On worker nodes, the process is slightly different. The agent requests a node plan from the Rancher server. The Rancher server generates the node config then sends it back down to the agent. The agent then executes the plan contained in the node config.
- This involves the certificate generation for the Kubernetes components and the container create commands to create the following services: kubelet, kube-proxy, and nginx-proxy.
The Rancher agent uses the node plan to write out a cloud-config to configure cloud provider settings.

If the provisioning of the node succeeds, the node will be registering to the Kubernetes cluster and cattle-node-agent DaemonSet pods will be scheduled to the node, and the pod will remove and replace the agent container that was created via the Docker run command.

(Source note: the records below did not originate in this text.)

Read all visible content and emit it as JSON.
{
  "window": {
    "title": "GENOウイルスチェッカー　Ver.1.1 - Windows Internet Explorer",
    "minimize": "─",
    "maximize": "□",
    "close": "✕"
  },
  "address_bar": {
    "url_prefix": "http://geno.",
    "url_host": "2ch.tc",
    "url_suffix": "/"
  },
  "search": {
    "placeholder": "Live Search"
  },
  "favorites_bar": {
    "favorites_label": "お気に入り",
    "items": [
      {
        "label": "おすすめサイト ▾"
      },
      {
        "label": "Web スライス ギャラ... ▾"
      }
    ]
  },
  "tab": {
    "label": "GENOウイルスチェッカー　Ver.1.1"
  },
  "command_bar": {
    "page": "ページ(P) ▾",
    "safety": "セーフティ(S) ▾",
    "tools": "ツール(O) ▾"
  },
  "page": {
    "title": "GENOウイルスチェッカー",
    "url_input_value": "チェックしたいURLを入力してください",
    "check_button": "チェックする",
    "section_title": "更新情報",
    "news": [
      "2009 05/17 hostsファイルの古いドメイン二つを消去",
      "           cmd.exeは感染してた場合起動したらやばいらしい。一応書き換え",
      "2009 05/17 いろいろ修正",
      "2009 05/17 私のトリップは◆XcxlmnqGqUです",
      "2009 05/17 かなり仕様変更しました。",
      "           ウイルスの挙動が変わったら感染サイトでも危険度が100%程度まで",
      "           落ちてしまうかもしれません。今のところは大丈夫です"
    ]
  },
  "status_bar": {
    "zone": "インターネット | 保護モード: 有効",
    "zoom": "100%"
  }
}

The share-mnt binary (aka bootstrap phase 2):

The share-mnt container runs the share-root.sh which creates filesystem resources that other container end up using: certificate folders, configuration files, etc.
The container spings up another container that runs a share mount binary. This container makes sure /var/lib/kubelet or /var/lib/rancher have the right share permissions for systems like boot2docker.

Note: All Kubernetes control plane components talk directly with the Kubernetes API server that is housed on the same node. This proxy is configured to front all k8s API servers within the cluster.

If all goes well, the share-mnt bootstrap and share-root container exit and the share-root container gets removed. The kubelet starts, registers with Kubernetes, and cattle-node-agent DaemonSet schedules a pod. The pod should then take over the websocket connection to the rancher server. This should end our provisioning journey and hopefully lead to a functional, happy cluster.

Disclaimer

This Support Knowledgebase provides a valuable tool for SUSE customers and parties interested in our products and solutions to acquire information, ideas and learn from one another. Materials are provided for informational, personal or non-commercial use within your organization and are presented "AS IS" WITHOUT WARRANTY OF ANY KIND.